Wednesday, April 9, 2014

Out This Week: Divergent

It's been out for nearly a month in the US, but it's finally our turn to check out Divergent, the story of a young girl in a dystopian future,  based on the 2011 debut novel by Veronica Roth. Join me below the cut for a spoiler-free review of the latest YA adaptation on the block.

A movie adaptation is only as good as its source material, and unfortunately for Divergent it is based on a tedious snooze-fest of the same name. Imagine taking some of the good things about The Hunger Games and Harry Potter, constructing a poorly-paced yawn-worthy story around it, and putting one of the most beige characters I’ve ever had the displeasure of reading about in the lead role.
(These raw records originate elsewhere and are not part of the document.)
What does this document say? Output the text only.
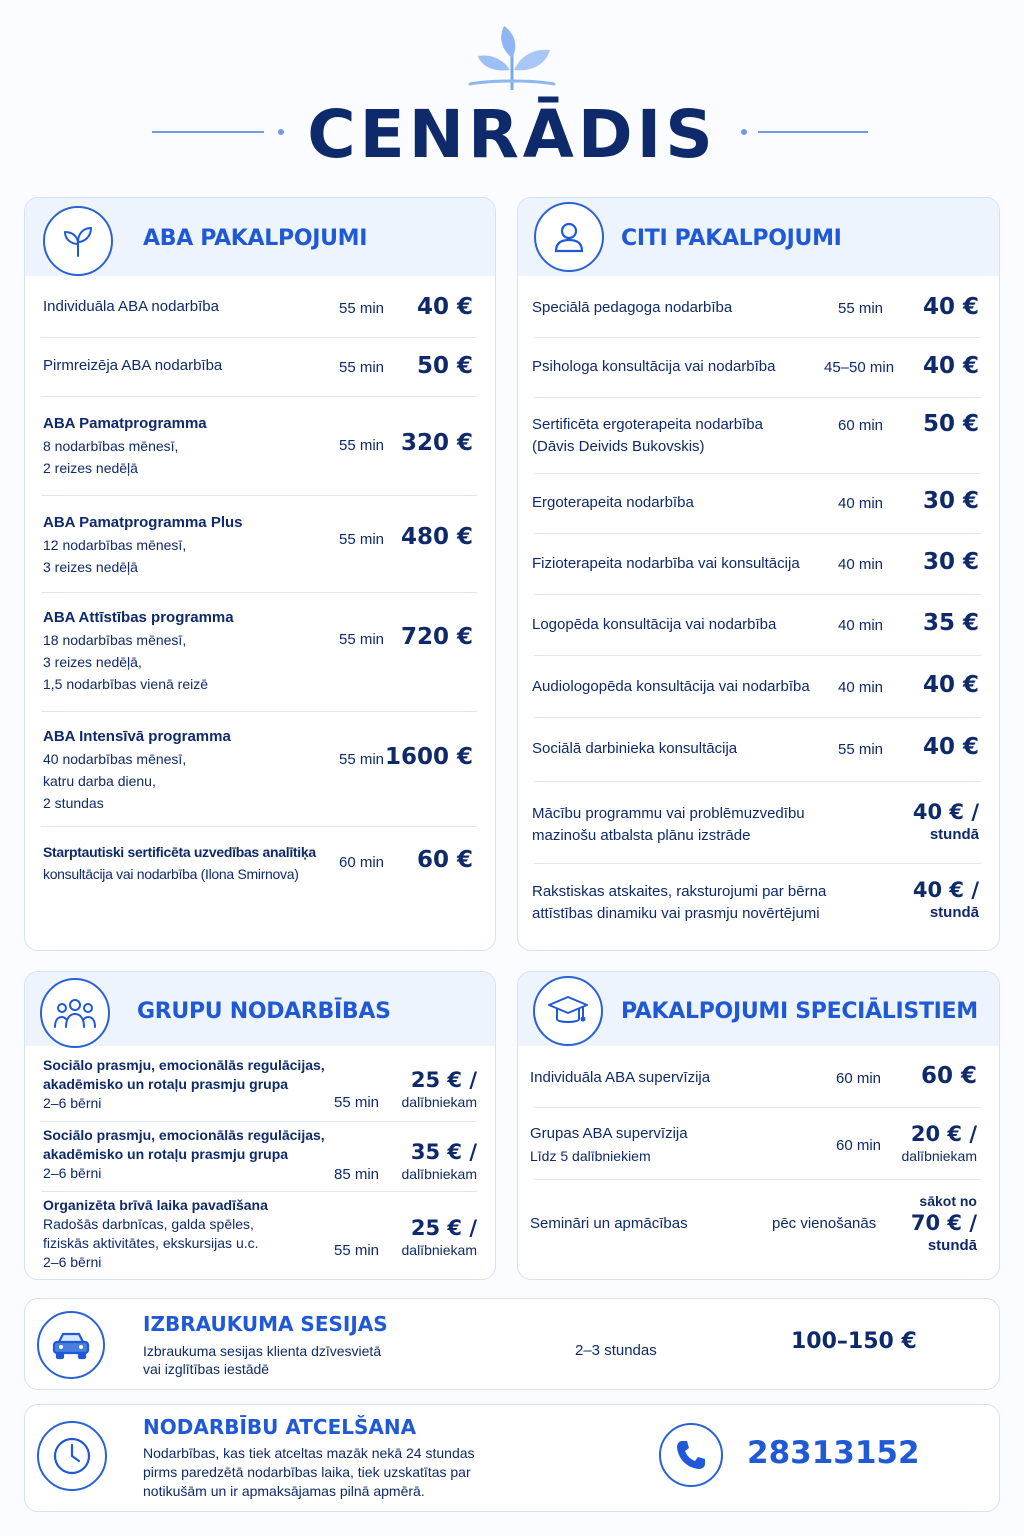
CENRĀDIS
ABA PAKALPOJUMI
Individuāla ABA nodarbība	55 min 40 €
Pirmreizēja ABA nodarbība	55 min 50 €
ABA Pamatprogramma
8 nodarbības mēnesī,
2 reizes nedēļā
55 min 320 €
ABA Pamatprogramma Plus
12 nodarbības mēnesī,
3 reizes nedēļā
55 min 480 €
ABA Attīstības programma
18 nodarbības mēnesī,
3 reizes nedēļā,
1,5 nodarbības vienā reizē
55 min 720 €
ABA Intensīvā programma
40 nodarbības mēnesī,
katru darba dienu,
2 stundas
55 min 1600 €
Starptautiski sertificēta uzvedības analītiķa
konsultācija vai nodarbība (Ilona Smirnova)
60 min 60 €
CITI PAKALPOJUMI
Speciālā pedagoga nodarbība	55 min 40 €
Psihologa konsultācija vai nodarbība	45–50 min 40 €
Sertificēta ergoterapeita nodarbība
(Dāvis Deivids Bukovskis)
60 min 50 €
Ergoterapeita nodarbība	40 min 30 €
Fizioterapeita nodarbība vai konsultācija	40 min 30 €
Logopēda konsultācija vai nodarbība	40 min 35 €
Audiologopēda konsultācija vai nodarbība 40 min 40 €
Sociālā darbinieka konsultācija	55 min 40 €
Mācību programmu vai problēmuzvedību
mazinošu atbalsta plānu izstrāde
40 € /
stundā
Rakstiskas atskaites, raksturojumi par bērna
attīstības dinamiku vai prasmju novērtējumi
40 € /
stundā
GRUPU NODARBĪBAS
Sociālo prasmju, emocionālās regulācijas,
akadēmisko un rotaļu prasmju grupa
2–6 bērni	55 min
25 € /
dalībniekam
Sociālo prasmju, emocionālās regulācijas,
akadēmisko un rotaļu prasmju grupa
2–6 bērni	85 min
35 € /
dalībniekam
Organizēta brīvā laika pavadīšana
Radošās darbnīcas, galda spēles,
fiziskās aktivitātes, ekskursijas u.c.
2–6 bērni
55 min
25 € /
dalībniekam
PAKALPOJUMI SPECIĀLISTIEM
Individuāla ABA supervīzija	60 min 60 €
Grupas ABA supervīzija
Līdz 5 dalībniekiem
60 min	20 € /
dalībniekam
Semināri un apmācības	pēc vienošanās
sākot no
70 € /
stundā
IZBRAUKUMA SESIJAS
Izbraukuma sesijas klienta dzīvesvietā
vai izglītības iestādē
2–3 stundas	100–150 €
NODARBĪBU ATCELŠANA
Nodarbības, kas tiek atceltas mazāk nekā 24 stundas
pirms paredzētā nodarbības laika, tiek uzskatītas par
notikušām un ir apmaksājamas pilnā apmērā.
28313152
That’s Divergent. Comparisons to The Hunger Games (while plentiful) are a bit unfair in truth. Divergent is to The Hunger Games as Coke Zero is to Coke; looks pretty much the same, but will leave you unsatisfied with a bad taste lingering in your mouth. Not even a contest.

Divergent is set in a post-apocalyptic future (what a new and original concept) where the population are split into factions depending on their skills and temperaments (you could go so far as to call them Districts, but semantics really). When the young people in the factions reach an arbitrary ‘grown-up’ age, they take a test to see which faction they belong to (not unlike a...Sorting Hat), but unlike in Harry Potter if you don’t like the cards you’re dealt, you can choose another House. I mean, Faction. Faction.

The Amish faction was highly sought after for their sick fashion.
Our heroine Tris doesn’t fit neatly into a faction box and is something called ‘Divergent’, but she can’t tell anyone because the people in charge don’t like free thinkers and will try and kill her and generally make life pretty shitty. She shockingly turns down all the other factions who are boring & involve servitude and joins Dauntless, which is the faction that is basically the police, except they’re a bit mental and wear black and have lots of tattoos and jump off trains and do parkour and stuff. PARKOUR COPS. Hard choice, huh? In Dauntless she meets Four, who is handsome, mysterious, brooding and a bit mean to her, so of course since this is a Young Adult novel she falls totally in love with him (even though he’s kind of a jerk). Some danger happens, he takes his shirt off, and they kiss. Young Adult.

Sharpie marker tattoos are hot, right?
I admit I only got about a third of the way into this book before I had to write it off as a lost cause. Hunger Games had me hooked after the first couple of pages, but Divergent never really grabbed me at all. I managed to suffer my way through three 50 Shades of Grey books, but couldn’t hit the halfway mark with this one. Says it all.

All that aside, I did go into the movie with a very open mind. The book was quite visually descriptive, and I was interested in seeing the film-makers’ take on some of the scenes (particularly the ‘testing’ sequences). For the most part, I did enjoy the movie more than the book. It was well shot, looked very nice, and the cast was solid, but while the script did a pretty good job of tightening the belt, it still felt like it was just meandering from one event to the next. The few scenes that I did genuinely like are a bit spoilery, so I’ll leave them out of the review, but I will say that the way Tris’s fears developed from her first ‘test’ to her final one was probably one of my favourite elements.

I believe the young cast truly did the best job they could with what they were given. Shailene Woodley did extremely well to try and inject some personality into Tris, and while she’s no Jennifer Lawrence, she showed enough fire to mark herself as one to keep an eye on. Up next she has the emotional adaptation of John Green’s The Fault In Our Stars, and I look forward to seeing her performance there. As Four, Theo James was pretty perfect; all calm, thinly-veiled power, though the real standout for me in this cast came as a bit of a surprise. Australia’s Jai Courtney ate up the screen as predatory Dauntless leader Eric. He was an unhinged jerk who you loved to hate.

Finally, a universe where it's cool for a bogan to have a neck tattoo!
With the sequels ‘Insurgent’ and ‘Allegiant’ due out in 2015 and 2016 respectively, I must say I haven’t been turned off following the story on screen. I didn’t love it, but it wasn’t offensively bad. Even though I think Tris is a pretty bland character, I like what Shailene Woodley did with her, and I can always just hold out hope that she eventually stops being a total wet fish and in future movies becomes the sort of female heroine that is far more valuable to a young audience than Bella Swan ever was.

2.5 stars for Divergent.
Hard to recommend as a cinema ‘must-see’ for anyone who isn’t already a fan. Wait for DVD.